13. An electronic device for enabling an improved device control capability of a small language model (SLM), the electronic device comprising:

at least one processor comprising processing circuitry; and

at least one memory including one or more instructions, which executed by the at least one processor individually or collectively, to cause the electronic device to at least:

generate, by using a large language model (LLM), a pool of diverse instructions including direct instructions for controlling a first group of electronic devices and indirect instructions for controlling the first group of the electronic devices, wherein the first group of the electronic devices corresponds to all available devices in the environment;

generate, by using the LLM, base plans related to operations of controlling the first group of the electronic devices;

determine, by using the LLM and a retrieval model, retrieved devices based on the base plans and the indirect instructions, wherein the retrieved devices correspond to a second group of the electronic devices and wherein a first number of the electronic devices in the first group is higher than a second number of the electronic devices in the second group;

generate, by using the LLM, contrastive plans based on a third group of the electronic devices, wherein a third number of the electronic devices in the third group corresponds to a number of the first number minus the second number;

generate a data set by combining the base plans and the contrastive plans;

perform a fine-tuning the SLM based on the data set;

generate computer codes corresponding to the fine-tuned SLM; and

transfer the generated computer codes to the hub device to be connected with a fourth group of the electronic devices in the environment.

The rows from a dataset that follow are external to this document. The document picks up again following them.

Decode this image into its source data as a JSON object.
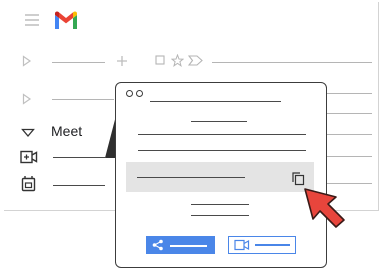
{
  "app": {
    "logo_name": "gmail-logo"
  },
  "sidebar": {
    "meet_label": "Meet",
    "icons": [
      "menu-icon",
      "expand-icon",
      "expand-icon",
      "chevron-down-icon",
      "new-meeting-icon",
      "join-meeting-icon"
    ]
  },
  "toolbar": {
    "icons": [
      "plus-icon",
      "checkbox-icon",
      "star-icon",
      "label-icon"
    ]
  },
  "popup": {
    "icons": [
      "copy-icon",
      "share-icon",
      "video-icon"
    ],
    "cursor": "pointer-cursor-icon"
  },
  "colors": {
    "accent": "#4a86e8",
    "cursor": "#e8453c",
    "link_row_bg": "#e4e4e4",
    "line": "#b5b5b5"
  }
}
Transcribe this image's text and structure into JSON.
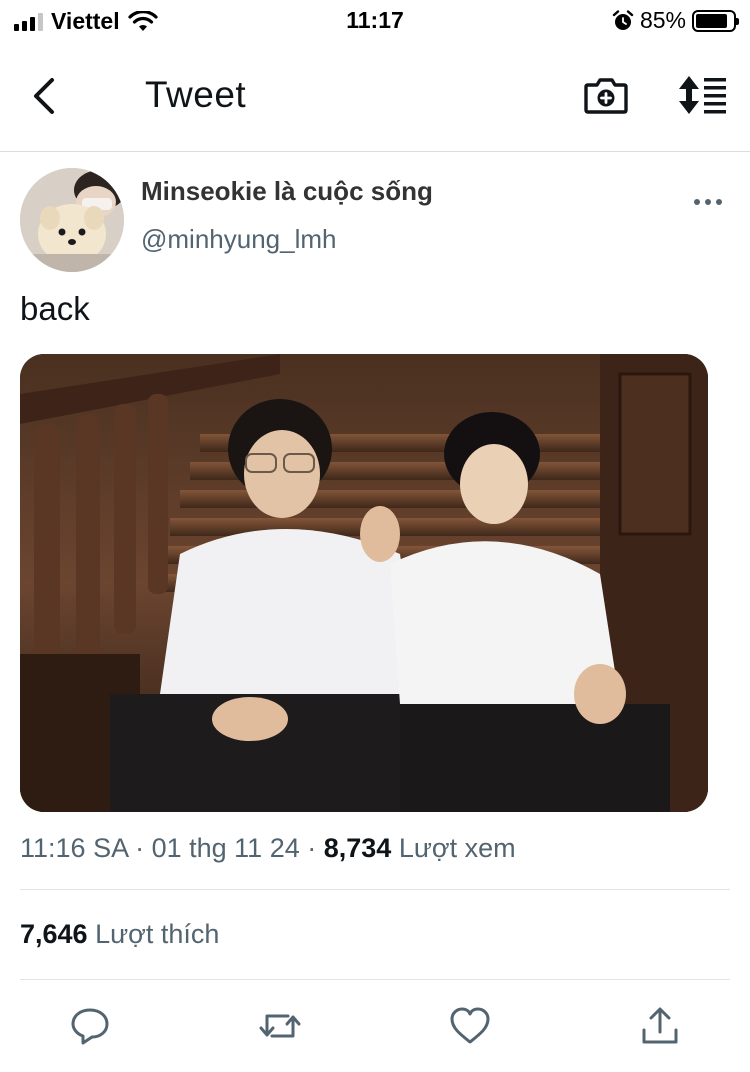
{
  "status_bar": {
    "carrier": "Viettel",
    "time": "11:17",
    "battery_percent": "85%",
    "battery_level": 0.85,
    "signal_bars_active": 3,
    "signal_bars_total": 4,
    "icons": [
      "signal-icon",
      "wifi-icon",
      "alarm-icon",
      "battery-icon"
    ]
  },
  "nav": {
    "title": "Tweet",
    "icons": [
      "back-chevron-icon",
      "camera-plus-icon",
      "sort-icon"
    ]
  },
  "tweet": {
    "display_name": "Minseokie là cuộc sống",
    "handle": "@minhyung_lmh",
    "text": "back",
    "time": "11:16 SA",
    "separator": " · ",
    "date": "01 thg 11 24",
    "views_count": "8,734",
    "views_label": "Lượt xem",
    "likes_count": "7,646",
    "likes_label": "Lượt thích"
  },
  "actions": {
    "icons": [
      "reply-icon",
      "retweet-icon",
      "like-icon",
      "share-icon"
    ]
  },
  "colors": {
    "text_primary": "#0f1419",
    "text_secondary": "#536471",
    "divider": "#e1e4e6"
  }
}
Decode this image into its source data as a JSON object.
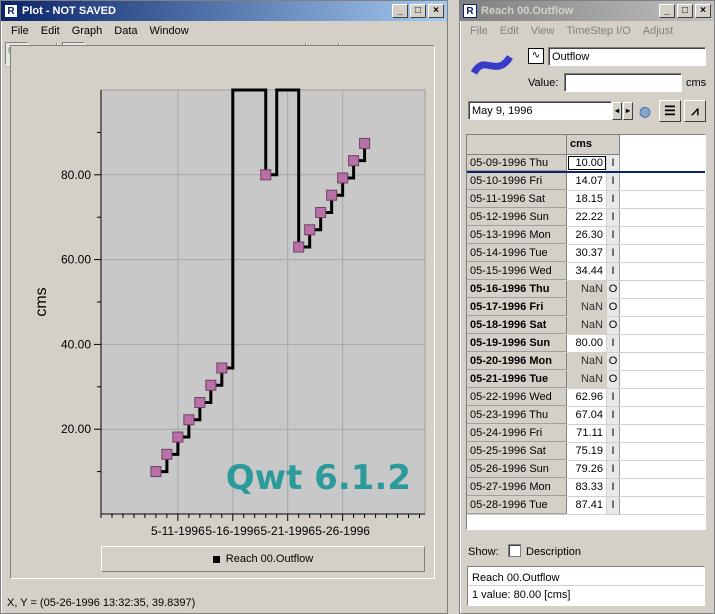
{
  "plot_window": {
    "title": "Plot - NOT SAVED",
    "menu": [
      "File",
      "Edit",
      "Graph",
      "Data",
      "Window"
    ],
    "watermark": "Qwt 6.1.2",
    "legend_label": "Reach 00.Outflow",
    "status": "X, Y = (05-26-1996 13:32:35, 39.8397)"
  },
  "chart_data": {
    "type": "line",
    "step": true,
    "ylabel": "cms",
    "ylim": [
      0,
      100
    ],
    "yticks": [
      20,
      40,
      60,
      80
    ],
    "ytick_labels": [
      "20.00",
      "40.00",
      "60.00",
      "80.00"
    ],
    "xticks": [
      2,
      7,
      12,
      17
    ],
    "xtick_labels": [
      "5-11-1996",
      "5-16-1996",
      "5-21-1996",
      "5-26-1996"
    ],
    "series": [
      {
        "x": [
          0,
          1,
          2,
          3,
          4,
          5,
          6,
          7,
          8,
          9,
          10,
          11,
          12,
          13,
          14,
          15,
          16,
          17,
          18,
          19
        ],
        "values": [
          10.0,
          14.07,
          18.15,
          22.22,
          26.3,
          30.37,
          34.44,
          null,
          null,
          null,
          80.0,
          null,
          null,
          62.96,
          67.04,
          71.11,
          75.19,
          79.26,
          83.33,
          87.41
        ],
        "marker_color": "#b870a8"
      }
    ]
  },
  "data_window": {
    "title": "Reach 00.Outflow",
    "menu": [
      "File",
      "Edit",
      "View",
      "TimeStep I/O",
      "Adjust"
    ],
    "slot_name": "Outflow",
    "value_label": "Value:",
    "value_units": "cms",
    "date": "May 9, 1996",
    "column_header": "cms",
    "rows": [
      {
        "date": "05-09-1996 Thu",
        "value": "10.00",
        "flag": "I",
        "bold": false
      },
      {
        "date": "05-10-1996 Fri",
        "value": "14.07",
        "flag": "I",
        "bold": false
      },
      {
        "date": "05-11-1996 Sat",
        "value": "18.15",
        "flag": "I",
        "bold": false
      },
      {
        "date": "05-12-1996 Sun",
        "value": "22.22",
        "flag": "I",
        "bold": false
      },
      {
        "date": "05-13-1996 Mon",
        "value": "26.30",
        "flag": "I",
        "bold": false
      },
      {
        "date": "05-14-1996 Tue",
        "value": "30.37",
        "flag": "I",
        "bold": false
      },
      {
        "date": "05-15-1996 Wed",
        "value": "34.44",
        "flag": "I",
        "bold": false
      },
      {
        "date": "05-16-1996 Thu",
        "value": "NaN",
        "flag": "O",
        "bold": true
      },
      {
        "date": "05-17-1996 Fri",
        "value": "NaN",
        "flag": "O",
        "bold": true
      },
      {
        "date": "05-18-1996 Sat",
        "value": "NaN",
        "flag": "O",
        "bold": true
      },
      {
        "date": "05-19-1996 Sun",
        "value": "80.00",
        "flag": "I",
        "bold": true
      },
      {
        "date": "05-20-1996 Mon",
        "value": "NaN",
        "flag": "O",
        "bold": true
      },
      {
        "date": "05-21-1996 Tue",
        "value": "NaN",
        "flag": "O",
        "bold": true
      },
      {
        "date": "05-22-1996 Wed",
        "value": "62.96",
        "flag": "I",
        "bold": false
      },
      {
        "date": "05-23-1996 Thu",
        "value": "67.04",
        "flag": "I",
        "bold": false
      },
      {
        "date": "05-24-1996 Fri",
        "value": "71.11",
        "flag": "I",
        "bold": false
      },
      {
        "date": "05-25-1996 Sat",
        "value": "75.19",
        "flag": "I",
        "bold": false
      },
      {
        "date": "05-26-1996 Sun",
        "value": "79.26",
        "flag": "I",
        "bold": false
      },
      {
        "date": "05-27-1996 Mon",
        "value": "83.33",
        "flag": "I",
        "bold": false
      },
      {
        "date": "05-28-1996 Tue",
        "value": "87.41",
        "flag": "I",
        "bold": false
      }
    ],
    "show_label": "Show:",
    "description_label": "Description",
    "info_line1": "Reach 00.Outflow",
    "info_line2": "1 value:  80.00 [cms]"
  }
}
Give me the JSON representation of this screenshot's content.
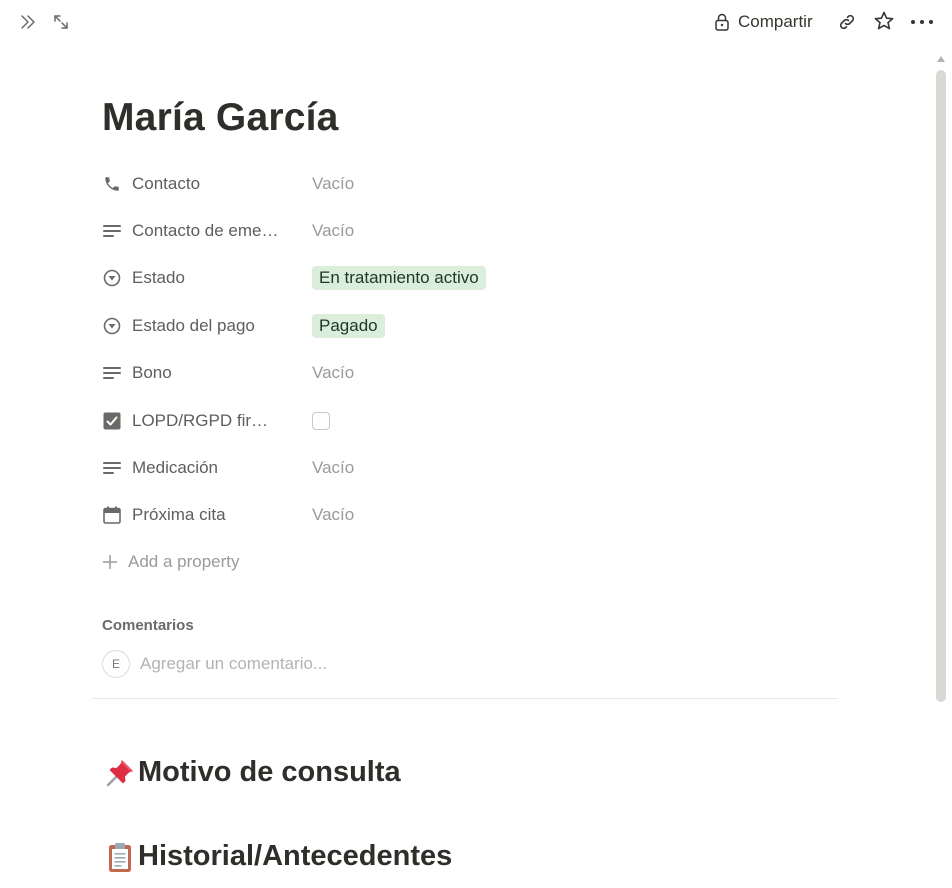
{
  "topbar": {
    "share_label": "Compartir",
    "icons": [
      "sidebar-toggle-icon",
      "expand-icon",
      "lock-icon",
      "link-icon",
      "star-icon",
      "more-icon"
    ]
  },
  "page": {
    "title": "María García"
  },
  "properties": [
    {
      "name": "Contacto",
      "icon": "phone-icon",
      "value": "Vacío",
      "type": "empty"
    },
    {
      "name": "Contacto de emergencia",
      "icon": "text-icon",
      "value": "Vacío",
      "type": "empty"
    },
    {
      "name": "Estado",
      "icon": "status-icon",
      "value": "En tratamiento activo",
      "type": "tag"
    },
    {
      "name": "Estado del pago",
      "icon": "status-icon",
      "value": "Pagado",
      "type": "tag"
    },
    {
      "name": "Bono",
      "icon": "text-icon",
      "value": "Vacío",
      "type": "empty"
    },
    {
      "name": "LOPD/RGPD firmado",
      "icon": "checkbox-icon",
      "value": "",
      "type": "checkbox",
      "checked": false
    },
    {
      "name": "Medicación",
      "icon": "text-icon",
      "value": "Vacío",
      "type": "empty"
    },
    {
      "name": "Próxima cita",
      "icon": "calendar-icon",
      "value": "Vacío",
      "type": "empty"
    }
  ],
  "add_property_label": "Add a property",
  "comments": {
    "title": "Comentarios",
    "avatar_initial": "E",
    "placeholder": "Agregar un comentario..."
  },
  "headings": [
    {
      "emoji": "pushpin-icon",
      "text": "Motivo de consulta"
    },
    {
      "emoji": "clipboard-icon",
      "text": "Historial/Antecedentes"
    }
  ],
  "colors": {
    "tag_bg": "#dbeddb",
    "tag_text": "#1c3829",
    "text_primary": "#37352f",
    "text_muted": "#9b9a97"
  }
}
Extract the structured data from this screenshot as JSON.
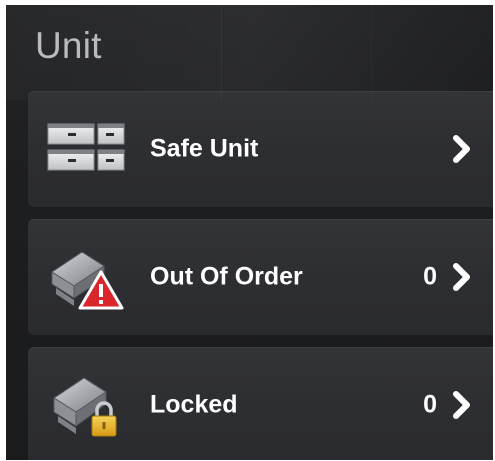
{
  "panel": {
    "title": "Unit"
  },
  "items": [
    {
      "label": "Safe Unit",
      "count": "",
      "icon": "safe-unit-icon",
      "arrow": "chevron-right-icon"
    },
    {
      "label": "Out Of Order",
      "count": "0",
      "icon": "out-of-order-icon",
      "arrow": "chevron-right-icon"
    },
    {
      "label": "Locked",
      "count": "0",
      "icon": "locked-icon",
      "arrow": "chevron-right-icon"
    }
  ],
  "colors": {
    "panel_bg": "#1d1e20",
    "row_bg": "#2f3033",
    "title": "#b9bbbf",
    "text": "#ffffff",
    "warning_red": "#d9262b",
    "lock_gold": "#e8b22a"
  }
}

14. The electronic device of claim 13, wherein the at least one memory including one or more instructions, which executed by the at least one processor individually or collectively cause the electronic device further to generate, by using the LLM, the pool of diverse instructions by:

receiving seed instructions;

generating, by using the LLM, instructions based on the received seed instructions;

filtering, by using a filter, the generated instructions; and

storing the filtered instructions in the pool of diverse instructions.

15. The electronic device of claim 14, wherein the filter is a Rogue-L filter.

16. The electronic device of claim 15, wherein the at least one memory including one or more instructions, which executed by the at least one processor individually or collectively, cause the electronic device further to filter the generated instructions by:

measuring a Rogue-L similarity between one instruction of the generated instructions and an existing instruction in the pool of instructions, and

storing the one instruction of the generated instructions in the pool of diverse instructions when the measured Rogue-L similarity is equal to or greater than a pre-determined threshold.

17. The electronic device of claim 14, wherein the at least one memory including one or more instructions, which executed by the at least one processor individually or collectively cause the electronic device further to generate, by using the LLM, the base plans by providing, to the LLM, in-context examples, the pool of diverse instructions, and a list of all controlled devices in the environment.

18. The electronic device of claim 17, wherein the in-context examples comprise a first group of instructions randomly sampled from the seed instructions and a second group of instructions randomly sampled from the pool of diverse instructions.

19. The electronic device of claim 13, wherein the at least one memory including one or more instructions, which executed by the at least one processor individually or collectively cause the electronic device further to determine, by using the LLM and the retrieval model, retrieved devices by determining, by using the LLM, whether an instruction provided to the LLM is one of the indirect instructions.

20. The electronic device of claim 13, the retrieval model is operatively connected with the LLM and is a pretrained sentence transformer.